1 Installation

At present, fasthplus is only available for installation via github using the devtools package. A CRAN distribution is in preparation and this section will be updated to reflect its eventual availability.

devtools::install_github(repo="ntdyjack/fasthplus", 
                         ref = "main", 
                         build_vignettes = TRUE, 
                         subdir = NULL)

Once the package is installed, the library can be loaded:

library(fasthplus)

This vignette serves as an introductory example on how to utilize the fasthplus package.

2 Background

A standard unsupervised analysis is to cluster (i.e. label or partition) observations into discrete groups using a dissimilarity measure, such as Euclidean distance.
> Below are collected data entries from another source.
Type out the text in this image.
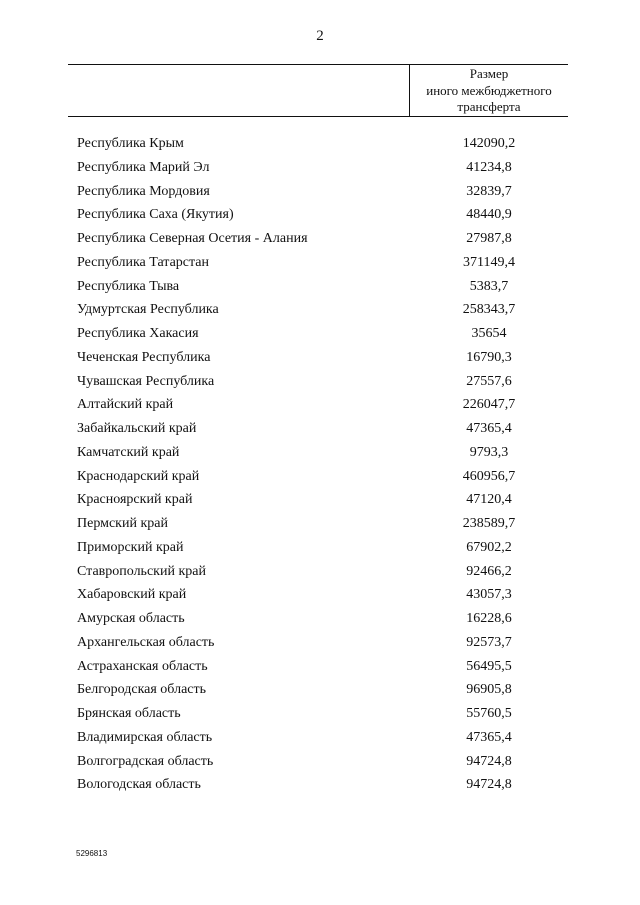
2
Размер
иного межбюджетного
трансферта
Республика Крым	142090,2
Республика Марий Эл	41234,8
Республика Мордовия	32839,7
Республика Саха (Якутия)	48440,9
Республика Северная Осетия - Алания	27987,8
Республика Татарстан	371149,4
Республика Тыва	5383,7
Удмуртская Республика	258343,7
Республика Хакасия	35654
Чеченская Республика	16790,3
Чувашская Республика	27557,6
Алтайский край	226047,7
Забайкальский край	47365,4
Камчатский край	9793,3
Краснодарский край	460956,7
Красноярский край	47120,4
Пермский край	238589,7
Приморский край	67902,2
Ставропольский край	92466,2
Хабаровский край	43057,3
Амурская область	16228,6
Архангельская область	92573,7
Астраханская область	56495,5
Белгородская область	96905,8
Брянская область	55760,5
Владимирская область	47365,4
Волгоградская область	94724,8
Вологодская область	94724,8
5296813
If there does not exist a ground-truth label for each observation, internal validity metrics, such as the tightness or consistency are often used, such as within-cluster sums of squares (WCSS) or Silhouette scores (Rousseeuw 1987) to evaluate the performance of a set of predicted cluster labels.

Alternatively, one may also seek to assess the performance between multiple dissimilarity measures (i.e., geometric versus probabilistic dissimilarity) (Baker et al. 2021). However, when comparing different dissimilarity measures, the interpretation of these performance metrics can be problematic as different dissimilarity measures have different magnitudes and ranges of values that they span leading to different ranges in the tightness of the clusters, thereby making the interpretation of these internal validity metrics difficult.

One solution is to use discordance as an internal validity metric. For example, the discordance metric \(G_{+}\) (Williams and Clifford 1971;